Buying a home can be a challenging experience.

There is a lot to think about - from calculating what you can afford, to learning about the different Government schemes, to budgeting for the additional costs you may not have known about.

Understanding what to expect in advance can help make the entire process much simpler.

Paying for the property

There are typically three ways for you to buy a home:

Cash buyer – this is someone who does not need a mortgage and who can prove to the estate agent/vendor with a letter from the bank that they have enough money to make the purchase.

Subject to sale – this is someone who has a property to sell and will be using the funds from the sale to buy another property.

Subject to finance – this is someone who has mortgage approval "in principle" from their lender. People in this group will still need to get formal approval from the mortgage provider before they can sign the contract for sale.

Choosing your mortgage

If you are not a cash buyer and are instead choosing the mortgage approach, you need to figure out how much you can afford in monthly repayments.

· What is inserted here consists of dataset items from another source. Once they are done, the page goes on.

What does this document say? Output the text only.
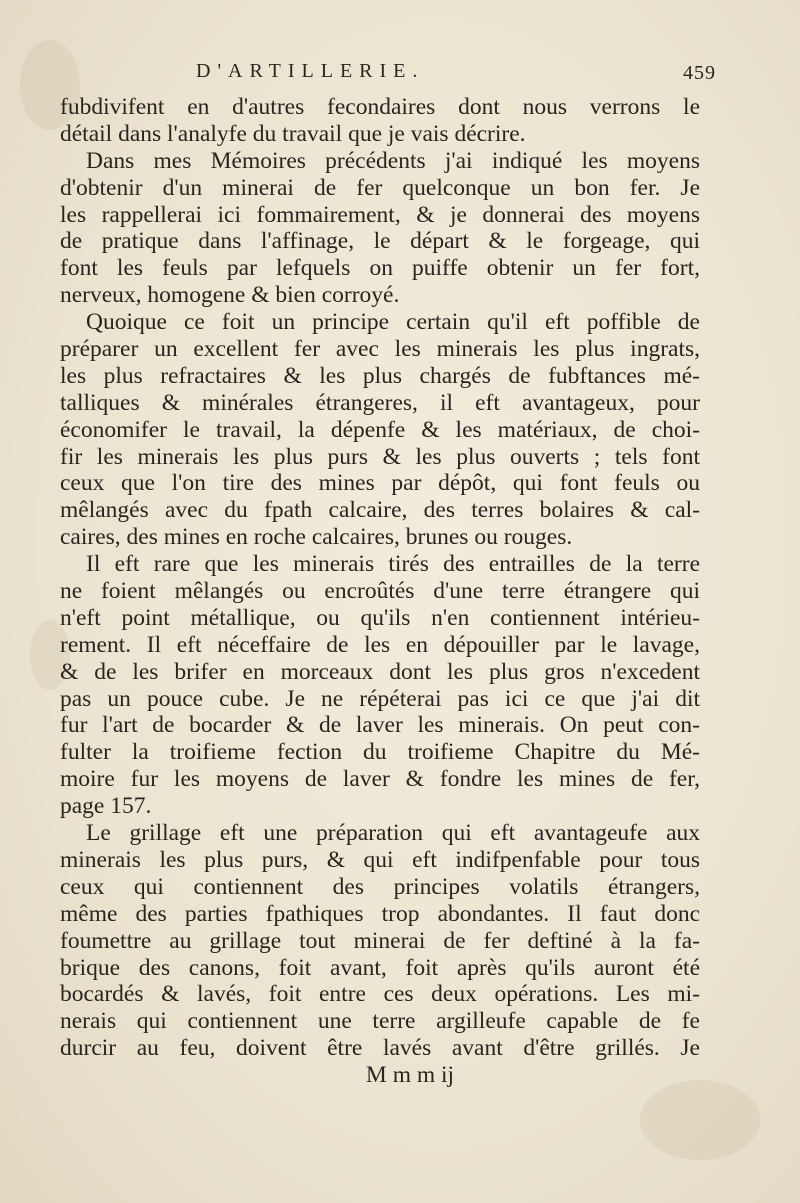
D'ARTILLERIE.	459
fubdivifent en d'autres fecondaires dont nous verrons le
détail dans l'analyfe du travail que je vais décrire.
Dans mes Mémoires précédents j'ai indiqué les moyens
d'obtenir d'un minerai de fer quelconque un bon fer. Je
les rappellerai ici fommairement, & je donnerai des moyens
de pratique dans l'affinage, le départ & le forgeage, qui
font les feuls par lefquels on puiffe obtenir un fer fort,
nerveux, homogene & bien corroyé.
Quoique ce foit un principe certain qu'il eft poffible de
préparer un excellent fer avec les minerais les plus ingrats,
les plus refractaires & les plus chargés de fubftances mé-
talliques & minérales étrangeres, il eft avantageux, pour
économifer le travail, la dépenfe & les matériaux, de choi-
fir les minerais les plus purs & les plus ouverts ; tels font
ceux que l'on tire des mines par dépôt, qui font feuls ou
mêlangés avec du fpath calcaire, des terres bolaires & cal-
caires, des mines en roche calcaires, brunes ou rouges.
Il eft rare que les minerais tirés des entrailles de la terre
ne foient mêlangés ou encroûtés d'une terre étrangere qui
n'eft point métallique, ou qu'ils n'en contiennent intérieu-
rement. Il eft néceffaire de les en dépouiller par le lavage,
& de les brifer en morceaux dont les plus gros n'excedent
pas un pouce cube. Je ne répéterai pas ici ce que j'ai dit
fur l'art de bocarder & de laver les minerais. On peut con-
fulter la troifieme fection du troifieme Chapitre du Mé-
moire fur les moyens de laver & fondre les mines de fer,
page 157.
Le grillage eft une préparation qui eft avantageufe aux
minerais les plus purs, & qui eft indifpenfable pour tous
ceux qui contiennent des principes volatils étrangers,
même des parties fpathiques trop abondantes. Il faut donc
foumettre au grillage tout minerai de fer deftiné à la fa-
brique des canons, foit avant, foit après qu'ils auront été
bocardés & lavés, foit entre ces deux opérations. Les mi-
nerais qui contiennent une terre argilleufe capable de fe
durcir au feu, doivent être lavés avant d'être grillés. Je
M m m ij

The Competition and Consumer Protection Commission(CCPC) has a mortgage calculator that shows what your monthly repayments will be with each provider depending on the amount you borrow, how long the mortgage will last and the interest rate. You also need to consider how much of a mortgage the lender might offer you.

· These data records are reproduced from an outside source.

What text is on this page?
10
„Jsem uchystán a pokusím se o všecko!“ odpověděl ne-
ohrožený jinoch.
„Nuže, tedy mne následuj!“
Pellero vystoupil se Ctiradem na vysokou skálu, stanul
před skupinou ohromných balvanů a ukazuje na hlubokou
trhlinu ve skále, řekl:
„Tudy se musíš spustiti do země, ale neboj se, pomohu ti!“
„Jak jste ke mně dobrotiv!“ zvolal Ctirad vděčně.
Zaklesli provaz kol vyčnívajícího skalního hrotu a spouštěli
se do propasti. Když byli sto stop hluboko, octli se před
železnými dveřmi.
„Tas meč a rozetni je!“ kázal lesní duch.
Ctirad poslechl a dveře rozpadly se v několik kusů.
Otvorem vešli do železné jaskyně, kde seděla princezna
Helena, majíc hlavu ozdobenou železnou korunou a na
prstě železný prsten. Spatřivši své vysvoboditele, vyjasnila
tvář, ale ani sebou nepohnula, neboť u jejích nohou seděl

If you are a first-time buyer, you may be able to borrow up to 4 times your gross annual income. If this isn’t your first purchase, you may be able to borrow up to 3.5 times your gross annual income.

A 90% limit – also know as Loan to Value - will generally apply to the mortgage you can get when buying a property that will be your primary home. This means you will usually need to fund a minimum of 10% of the purchase price plus stamp duty and other costs from your own resources. See centralbank.ie for current rates. But, if you are buying a property for investment purposes, then the Loan to Value rate is 70%.

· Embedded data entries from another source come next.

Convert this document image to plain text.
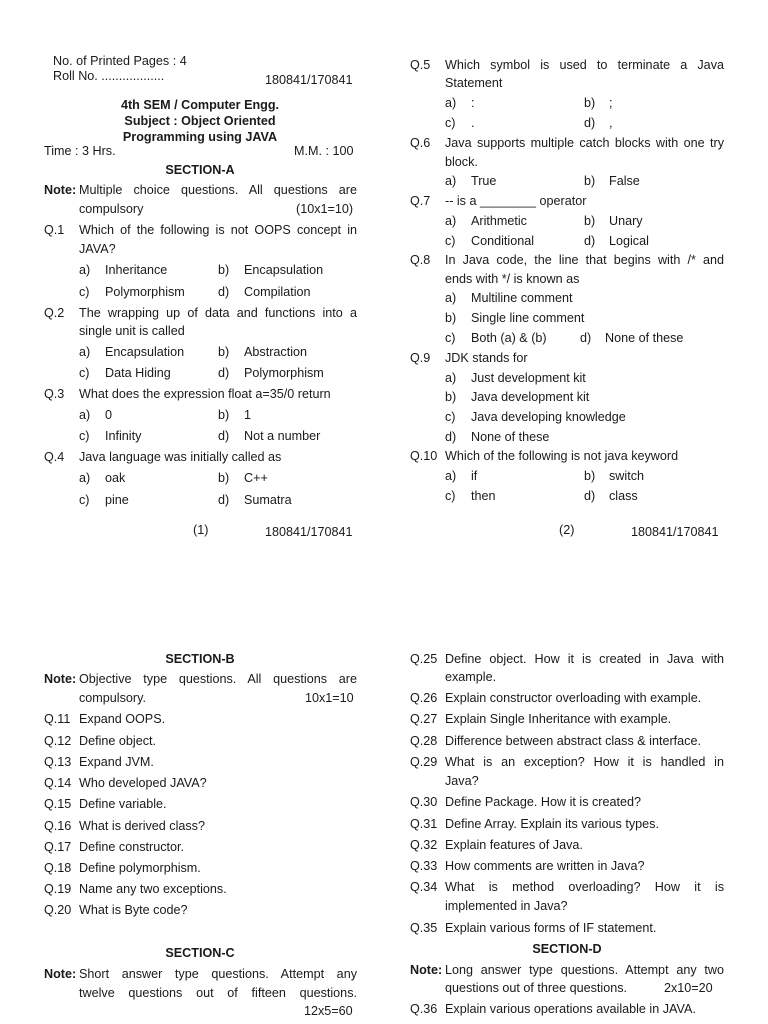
No. of Printed Pages : 4
Roll No. ..................	180841/170841
4th SEM / Computer Engg.
Subject : Object Oriented
Programming using JAVA
Time : 3 Hrs.	M.M. : 100
SECTION-A
Note: Multiple choice questions. All questions are
compulsory	(10x1=10)
Q.1 Which of the following is not OOPS concept in
JAVA?
a) Inheritance	b) Encapsulation
c) Polymorphism	d) Compilation
Q.2 The wrapping up of data and functions into a
single unit is called
a) Encapsulation	b) Abstraction
c) Data Hiding	d) Polymorphism
Q.3 What does the expression float a=35/0 return
a) 0	b) 1
c) Infinity	d) Not a number
Q.4 Java language was initially called as
a) oak	b) C++
c) pine	d) Sumatra
(1)	180841/170841
Q.5 Which symbol is used to terminate a Java
Statement
a) :	b) ;
c) .	d) ,
Q.6 Java supports multiple catch blocks with one try
block.
a) True	b) False
Q.7 -- is a ________ operator
a) Arithmetic	b) Unary
c) Conditional	d) Logical
Q.8 In Java code, the line that begins with /* and
ends with */ is known as
a) Multiline comment
b) Single line comment
c) Both (a) & (b)	d) None of these
Q.9 JDK stands for
a) Just development kit
b) Java development kit
c) Java developing knowledge
d) None of these
Q.10 Which of the following is not java keyword
a) if	b) switch
c) then	d) class
(2)	180841/170841
SECTION-B
Note: Objective type questions. All questions are
compulsory.	10x1=10
Q.11 Expand OOPS.
Q.12 Define object.
Q.13 Expand JVM.
Q.14 Who developed JAVA?
Q.15 Define variable.
Q.16 What is derived class?
Q.17 Define constructor.
Q.18 Define polymorphism.
Q.19 Name any two exceptions.
Q.20 What is Byte code?
SECTION-C
Note: Short answer type questions. Attempt any
twelve questions out of fifteen questions.
12x5=60
Q.25 Define object. How it is created in Java with
example.
Q.26 Explain constructor overloading with example.
Q.27 Explain Single Inheritance with example.
Q.28 Difference between abstract class & interface.
Q.29 What is an exception? How it is handled in
Java?
Q.30 Define Package. How it is created?
Q.31 Define Array. Explain its various types.
Q.32 Explain features of Java.
Q.33 How comments are written in Java?
Q.34 What is method overloading? How it is
implemented in Java?
Q.35 Explain various forms of IF statement.
SECTION-D
Note: Long answer type questions. Attempt any two
questions out of three questions.	2x10=20
Q.36 Explain various operations available in JAVA.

There are many other considerations during this stage of the process, such as whether you should apply for a fixed or variable interest rate mortgage, the amount you should try to borrow and the number of years to get the mortgage for.

Some buyers will use a mortgage broker who will offer advice, collect all the necessary documentation and work with the buyer in dealing with mortgage providers. The centralbank.ie has more information on brokers.

Dealing with the lender

The lender will want to make sure that you will be able to meet your mortgage repayments and will ask to see documents to support your application.

Normally they will insist on you being in permanent or regular employment with a steady income and that you have completed your probationary period in work.

They will want to see a history of regular savings and that you have made all your regular payments on time.

And they will ask to see previous payslips (e.g. for the past three months), previous current account statements (e.g. for the past six months), savings account statements for the same or similar period, loan account statements for existing loans going back 12 months and, finally, a recent Employment Detail Summary (available through Revenue here).